Women age 75 years and older should continue to get screening mammograms because of the comparatively high incidence of breast cancer found in this age group, according to a study led by Stamatia Destounis, MD, of Elizabeth Wende Breast Care, LLC, in New York. This research will be presented next week at the annual meeting of the Radiological Society of North America (RSNA).

For the study, researchers analyzed data from 763,256 screening mammography exams, and 10 percent of women included in the study were 75 years of age or older. Overall, screening-detected cancer was diagnosed in 3,944 patients. A total of 616 patients age 75 and older had malignancies for a cancer rate of 8.4 detections per 1,000 exams among this age group.

Guidelines on what age to stop breast cancer screening have been a source of confusion in recent years. In 2009, the United States Preventive Services Task Force (USPSTF) released controversial guidelines stating there was not enough evidence to assess benefits and harms of screening mammography in women age 75 and older. However, other professional groups advise that women may continue to undergo mammography screening as long as they are in good health.

“For the relatively small percentage of our screening population that was comprised of women 75 and older, the patients diagnosed in this population made up 16 percent of all patients diagnosed with screening-detected cancers,” Destounis says.

Researchers also found that 82% of the malignancies diagnosed were invasive cancers, of which 63% were grade 2 or 3, which grow and spread more quickly.
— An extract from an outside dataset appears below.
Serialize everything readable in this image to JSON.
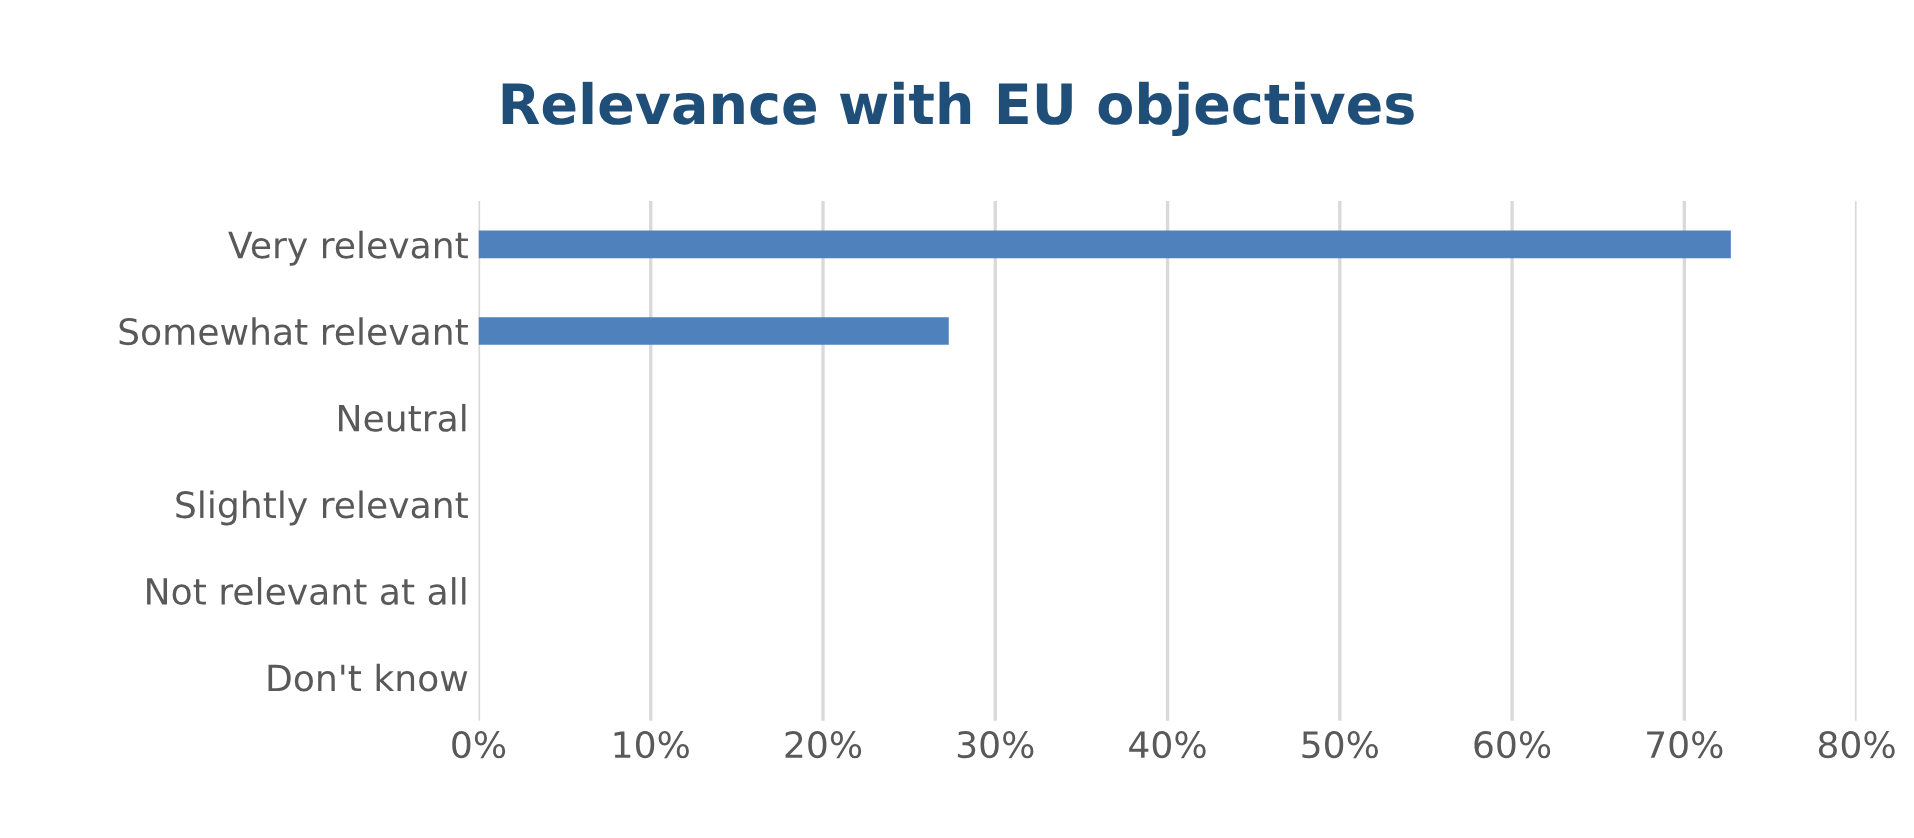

Moreover, 98% of the cancers found were able to be treated surgically.

Mammography plays a critical role in the early detection of breast cancer, because it can show changes in the breast up to two years before a woman or her physician can feel them, and early detection leads to better treatment options and improved survival. Destounis advises women over 75 who are in relatively good health to continue routine screenings. “The benefits of screening yearly after age 75 continue to outweigh any minimal risk of additional diagnostic testing,” she says.